There seem to be few sources of genuine joy or excitement remaining in our lives. Increasingly we have turned to cynicism, or the accumulation of possessions, in an attempt to either boost our self-worth by belittling others, or trying to buy our way to some externally adjudicated state of happiness.

While living this way has many superficial attractions, it requires that we ransom our happiness, making it dependent on tearing down others to make ourselves feel better, or by making our self-esteem dependent on the fickleness of consumer society. We become swept up by the passing fads of fashion and owning the latest cool gadgets, and mistake the momentary firing of the pleasure centres in our brain for genuine happiness.

Our consumption is fuelled by the expectation that we will change our possessions at ever decreasing intervals, driven by a combination of built-in obsolescence and the ubiquitous advertising that fills our minds with false claims; only cool people drive this car, if we want to be part of the in crowd we must have this phone or those ear buds.

This second-hand approach to happiness is doomed to failure from the start. When we base our lives on things, we set ourselves up to remain stuck on the consumer treadmill of buying ever fancier, but less useful things, in a futile attempt to mask our growing sense of emptiness and alienation.

If we are to develop greater happiness, it helps if we the take time to reflect, to consider what is really important to us. What exactly is it that floats our own individual boat?

When we try to understand what is needed if we are to have a greater sense of fulfillment, the first thing that we notice is often a vague, barely palpable, sense of why we get up in the morning.

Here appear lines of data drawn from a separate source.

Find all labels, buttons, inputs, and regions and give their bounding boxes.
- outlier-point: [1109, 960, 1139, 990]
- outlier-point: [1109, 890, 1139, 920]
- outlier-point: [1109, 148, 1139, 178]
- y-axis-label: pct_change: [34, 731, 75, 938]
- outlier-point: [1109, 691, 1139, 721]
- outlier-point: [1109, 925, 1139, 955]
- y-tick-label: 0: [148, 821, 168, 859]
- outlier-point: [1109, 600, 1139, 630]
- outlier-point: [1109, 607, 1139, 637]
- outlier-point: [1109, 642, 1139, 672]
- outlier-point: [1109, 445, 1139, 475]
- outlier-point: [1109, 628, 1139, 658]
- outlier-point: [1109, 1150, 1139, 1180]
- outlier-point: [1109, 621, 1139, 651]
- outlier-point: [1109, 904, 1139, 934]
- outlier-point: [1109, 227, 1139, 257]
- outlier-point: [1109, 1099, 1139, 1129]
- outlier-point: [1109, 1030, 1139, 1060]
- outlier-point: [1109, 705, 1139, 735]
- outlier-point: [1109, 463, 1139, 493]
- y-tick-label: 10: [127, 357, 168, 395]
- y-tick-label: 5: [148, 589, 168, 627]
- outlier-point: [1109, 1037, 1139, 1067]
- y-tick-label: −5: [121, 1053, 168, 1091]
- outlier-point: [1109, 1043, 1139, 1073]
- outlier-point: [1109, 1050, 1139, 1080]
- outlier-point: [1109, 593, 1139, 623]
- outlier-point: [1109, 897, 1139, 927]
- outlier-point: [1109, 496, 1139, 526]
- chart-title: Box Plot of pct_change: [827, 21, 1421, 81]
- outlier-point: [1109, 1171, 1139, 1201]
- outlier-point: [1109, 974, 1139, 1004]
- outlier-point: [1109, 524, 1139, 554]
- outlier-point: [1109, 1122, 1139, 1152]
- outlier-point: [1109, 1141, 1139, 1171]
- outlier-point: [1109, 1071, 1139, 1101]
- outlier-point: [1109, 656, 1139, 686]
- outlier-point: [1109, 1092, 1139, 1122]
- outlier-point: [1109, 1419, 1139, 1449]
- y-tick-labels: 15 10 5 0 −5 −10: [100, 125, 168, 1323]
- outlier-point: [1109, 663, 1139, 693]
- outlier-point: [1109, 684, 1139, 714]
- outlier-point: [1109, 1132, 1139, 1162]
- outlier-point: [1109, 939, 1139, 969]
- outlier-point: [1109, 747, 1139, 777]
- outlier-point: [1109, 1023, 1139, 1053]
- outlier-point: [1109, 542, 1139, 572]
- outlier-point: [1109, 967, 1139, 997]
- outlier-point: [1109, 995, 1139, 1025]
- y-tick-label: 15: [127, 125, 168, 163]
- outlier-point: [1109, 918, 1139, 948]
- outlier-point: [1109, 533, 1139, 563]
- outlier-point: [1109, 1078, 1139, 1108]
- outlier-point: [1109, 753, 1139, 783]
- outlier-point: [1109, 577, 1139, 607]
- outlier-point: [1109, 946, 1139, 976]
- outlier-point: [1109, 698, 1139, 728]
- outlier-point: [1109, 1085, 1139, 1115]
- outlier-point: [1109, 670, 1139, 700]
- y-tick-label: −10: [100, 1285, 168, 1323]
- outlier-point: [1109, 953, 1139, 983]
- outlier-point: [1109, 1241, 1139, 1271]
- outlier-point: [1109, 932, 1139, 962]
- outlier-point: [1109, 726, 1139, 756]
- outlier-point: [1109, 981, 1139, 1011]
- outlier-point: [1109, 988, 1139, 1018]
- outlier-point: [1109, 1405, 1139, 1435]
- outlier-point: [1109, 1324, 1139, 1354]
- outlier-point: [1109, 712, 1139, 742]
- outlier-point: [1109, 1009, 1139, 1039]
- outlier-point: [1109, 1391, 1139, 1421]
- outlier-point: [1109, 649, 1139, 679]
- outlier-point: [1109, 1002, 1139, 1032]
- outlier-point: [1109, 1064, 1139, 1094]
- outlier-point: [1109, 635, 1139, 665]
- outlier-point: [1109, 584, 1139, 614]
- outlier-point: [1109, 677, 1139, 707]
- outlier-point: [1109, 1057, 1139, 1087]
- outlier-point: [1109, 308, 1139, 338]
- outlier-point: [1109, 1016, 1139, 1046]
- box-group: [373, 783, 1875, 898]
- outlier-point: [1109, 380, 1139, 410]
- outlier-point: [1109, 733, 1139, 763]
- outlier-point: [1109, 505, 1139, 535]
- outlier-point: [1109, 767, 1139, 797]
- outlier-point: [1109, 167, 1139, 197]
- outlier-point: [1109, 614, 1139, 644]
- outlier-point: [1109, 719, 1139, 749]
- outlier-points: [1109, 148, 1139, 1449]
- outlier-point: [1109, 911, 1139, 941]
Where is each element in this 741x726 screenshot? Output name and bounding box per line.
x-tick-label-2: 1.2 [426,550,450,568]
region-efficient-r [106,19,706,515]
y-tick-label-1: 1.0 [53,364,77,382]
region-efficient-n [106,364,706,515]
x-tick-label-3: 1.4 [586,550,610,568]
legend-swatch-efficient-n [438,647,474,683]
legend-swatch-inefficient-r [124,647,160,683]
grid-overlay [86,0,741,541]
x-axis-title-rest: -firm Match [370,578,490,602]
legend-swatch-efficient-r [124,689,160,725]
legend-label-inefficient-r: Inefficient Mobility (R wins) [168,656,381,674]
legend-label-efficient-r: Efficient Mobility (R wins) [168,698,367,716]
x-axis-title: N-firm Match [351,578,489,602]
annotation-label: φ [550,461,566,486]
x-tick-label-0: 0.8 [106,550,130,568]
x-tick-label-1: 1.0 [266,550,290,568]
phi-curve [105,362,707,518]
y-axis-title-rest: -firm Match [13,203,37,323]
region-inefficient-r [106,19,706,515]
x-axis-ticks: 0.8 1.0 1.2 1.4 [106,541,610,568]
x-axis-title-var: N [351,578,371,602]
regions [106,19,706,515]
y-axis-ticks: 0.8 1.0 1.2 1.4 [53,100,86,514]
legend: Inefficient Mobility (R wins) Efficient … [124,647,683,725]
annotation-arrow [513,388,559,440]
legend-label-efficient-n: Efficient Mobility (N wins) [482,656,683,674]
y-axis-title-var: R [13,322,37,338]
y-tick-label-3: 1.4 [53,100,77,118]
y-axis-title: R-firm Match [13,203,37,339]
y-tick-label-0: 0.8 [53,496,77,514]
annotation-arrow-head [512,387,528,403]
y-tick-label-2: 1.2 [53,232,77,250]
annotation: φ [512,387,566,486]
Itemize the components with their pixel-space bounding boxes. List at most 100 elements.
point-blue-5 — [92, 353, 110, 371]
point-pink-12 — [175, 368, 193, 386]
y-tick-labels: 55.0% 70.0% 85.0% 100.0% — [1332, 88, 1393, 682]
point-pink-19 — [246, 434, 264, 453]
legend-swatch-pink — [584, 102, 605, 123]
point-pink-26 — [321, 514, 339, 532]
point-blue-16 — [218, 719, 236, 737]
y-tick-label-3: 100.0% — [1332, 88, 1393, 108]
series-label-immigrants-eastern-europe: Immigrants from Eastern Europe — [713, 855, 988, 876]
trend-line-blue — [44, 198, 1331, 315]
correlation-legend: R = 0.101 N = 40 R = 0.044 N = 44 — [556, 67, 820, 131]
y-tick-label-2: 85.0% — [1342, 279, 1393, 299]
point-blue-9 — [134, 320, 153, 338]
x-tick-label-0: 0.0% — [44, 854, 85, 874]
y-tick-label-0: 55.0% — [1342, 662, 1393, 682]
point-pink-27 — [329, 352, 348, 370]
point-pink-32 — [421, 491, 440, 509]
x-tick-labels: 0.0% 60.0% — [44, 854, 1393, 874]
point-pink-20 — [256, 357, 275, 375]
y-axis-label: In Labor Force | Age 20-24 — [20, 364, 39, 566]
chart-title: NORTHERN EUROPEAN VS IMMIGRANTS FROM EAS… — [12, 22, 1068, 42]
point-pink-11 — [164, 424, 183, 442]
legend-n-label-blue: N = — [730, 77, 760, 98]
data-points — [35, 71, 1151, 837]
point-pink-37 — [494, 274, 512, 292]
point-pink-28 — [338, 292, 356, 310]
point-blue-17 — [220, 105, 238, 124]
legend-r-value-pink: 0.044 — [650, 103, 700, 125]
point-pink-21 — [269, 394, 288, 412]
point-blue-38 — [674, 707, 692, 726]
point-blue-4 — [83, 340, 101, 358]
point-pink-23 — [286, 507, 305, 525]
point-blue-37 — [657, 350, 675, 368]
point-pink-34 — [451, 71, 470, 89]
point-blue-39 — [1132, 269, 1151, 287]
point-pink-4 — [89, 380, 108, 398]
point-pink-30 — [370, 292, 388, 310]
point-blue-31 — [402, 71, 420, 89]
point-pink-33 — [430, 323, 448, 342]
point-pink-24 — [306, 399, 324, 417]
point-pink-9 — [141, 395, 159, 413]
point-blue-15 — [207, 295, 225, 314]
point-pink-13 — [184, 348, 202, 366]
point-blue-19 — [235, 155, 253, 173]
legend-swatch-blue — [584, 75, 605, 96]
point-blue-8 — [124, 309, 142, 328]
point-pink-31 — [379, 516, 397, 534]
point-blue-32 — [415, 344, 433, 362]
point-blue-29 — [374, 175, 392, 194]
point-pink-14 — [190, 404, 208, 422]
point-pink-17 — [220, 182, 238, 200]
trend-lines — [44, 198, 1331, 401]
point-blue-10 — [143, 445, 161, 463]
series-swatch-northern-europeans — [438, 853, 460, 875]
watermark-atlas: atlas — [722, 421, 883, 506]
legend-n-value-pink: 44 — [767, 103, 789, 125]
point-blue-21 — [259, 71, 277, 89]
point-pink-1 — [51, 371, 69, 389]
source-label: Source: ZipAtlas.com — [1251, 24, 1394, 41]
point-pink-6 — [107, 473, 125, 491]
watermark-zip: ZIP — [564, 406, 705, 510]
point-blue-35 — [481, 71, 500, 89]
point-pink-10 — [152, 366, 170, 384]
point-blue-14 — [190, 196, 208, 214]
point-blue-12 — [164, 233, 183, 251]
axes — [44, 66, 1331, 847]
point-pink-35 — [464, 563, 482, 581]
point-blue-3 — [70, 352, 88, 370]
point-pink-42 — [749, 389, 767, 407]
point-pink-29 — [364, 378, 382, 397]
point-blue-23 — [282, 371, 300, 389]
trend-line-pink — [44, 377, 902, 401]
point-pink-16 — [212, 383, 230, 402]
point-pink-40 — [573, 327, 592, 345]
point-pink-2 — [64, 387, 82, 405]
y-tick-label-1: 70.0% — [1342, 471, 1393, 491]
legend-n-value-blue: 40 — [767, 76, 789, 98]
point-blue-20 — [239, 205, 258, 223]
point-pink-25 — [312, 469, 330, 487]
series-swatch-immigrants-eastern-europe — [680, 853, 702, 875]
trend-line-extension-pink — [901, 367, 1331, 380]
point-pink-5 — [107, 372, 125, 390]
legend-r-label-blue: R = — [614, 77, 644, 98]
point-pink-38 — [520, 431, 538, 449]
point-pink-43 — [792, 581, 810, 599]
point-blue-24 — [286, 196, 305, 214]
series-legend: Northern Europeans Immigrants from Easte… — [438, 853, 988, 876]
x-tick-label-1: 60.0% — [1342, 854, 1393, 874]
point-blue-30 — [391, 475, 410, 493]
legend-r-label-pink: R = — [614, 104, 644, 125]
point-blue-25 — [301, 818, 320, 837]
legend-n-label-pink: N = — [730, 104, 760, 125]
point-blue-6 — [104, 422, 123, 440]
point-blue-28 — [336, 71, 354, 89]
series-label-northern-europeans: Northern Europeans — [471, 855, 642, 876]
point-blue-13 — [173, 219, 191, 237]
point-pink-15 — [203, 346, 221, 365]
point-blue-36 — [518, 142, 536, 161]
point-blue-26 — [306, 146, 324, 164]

A dawning recognition that we are not satisfied with our present lives, a sense that we could be more content if we started to do things differently.

We will gradually gain greater clarity about what drives us forward through life if we engage with this sense of change, and set out to give substance to this half-formed sense of purpose.

When we take time to think and reflect on this, we will give this vague perception a chance to coalesce into something much more concrete. We open up a much greater opportunity for happiness if we redesign our lives around this driving force. We can then follow a lifestyle that allows us to live happily in the world.

Living in this way produces its own rewards. Providing a sense of purpose that will help us move towards as job, a career, a life that will satisfy this drive inside us. A way of being that helps make our purpose ever stronger and more central to who we are.

This sense of fulfillment drives us on to achieve our goals.

When we go in search of our sense of purpose, it can feel like trying to catch smoke in a sieve, but in reality it is not as hard.

If we use mindfulness to produce unfocused attention, generating a state of mindful reverie, and then use this to reflect on everything our sense of purpose will gradually become clearer. This free-floating approach to self-knowledge can generate anxiety, a response to moving outside our comfort zones, and this can drive us to cut short our search and settle for something less.

This fear can prevent us from following the river of our inspiration back to its source, and is an indication that we should examine the conflicts that arise within ourselves and use their energy to drive our search onwards. It is when we step beyond the edges of our normal range that true discovery is possible.

Reverie provides a way for us to reflect and examine what we believe is our foundation, and then, as we carefully tease this apart, we can slowly but surely rebuild ourselves as we wish to be, as we continue to grow and develop throughout our lives.

In the process, we can rebuild our mental core, realign our life with our values, and become the very best we can be.